Here is an instance in point. You refer to certain
things I wrote and concessions I made when you were typing an earlier draft of
the first books of Savitri. You instance my readiness to correct or do away with repetitions of words or clashes of sound
such as “magnificent” in one line and “lucent” in the next. True, but I may
observe that at that time I was passing through a transition from the habits of
an old inspiration and technique to which I often deferred and the new
inspiration that had begun to come. I would still alter this clash because it
was a clash, but I would not as in the old days make a fixed rule of this
avoidance. If lines like the following were to come to me now,
His forehead was a dome magnificent,
And there gazed forth two orbs of lucent truth
That made the human air a world of light,
I would not reject them but accept “magnificent” and “lucent” as entirely in their place. But this would not be an undiscriminating acceptance; for if it had run
His forehead was a wide magnificent dome
And there gazed forth two orbs of lucent truth
I would not be so ready to accept it, for the repetition of sound here occurring in the same place in the line would lack the just rhythmical balance.
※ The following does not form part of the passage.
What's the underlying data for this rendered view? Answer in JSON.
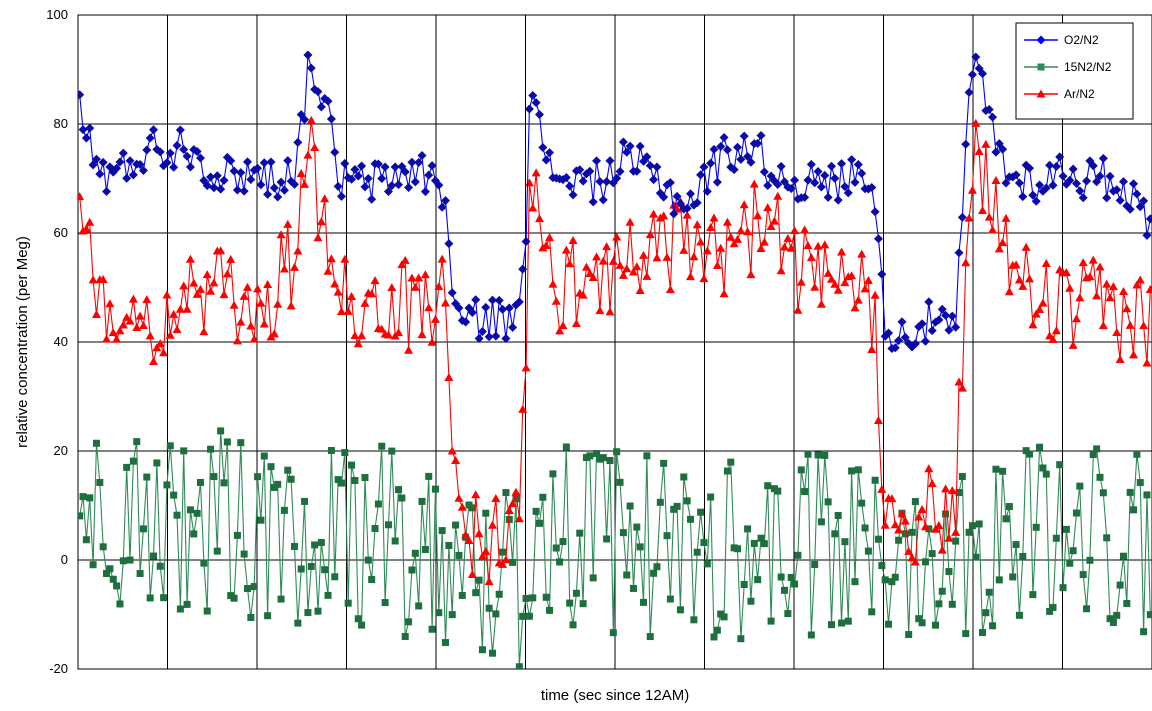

I have accepted in the present version of Savitri several of the freedoms established by the modernists including internal rhyme, exact assonance of syllable, irregularities introduced into the iambic run of the metre and others which would have been equally painful to an earlier taste. But I have not taken this as a mechanical method or a mannerism, but only where I thought it rhythmically justified; for all freedom must have a truth in it and an order, either a rational or an instinctive and intuitive order.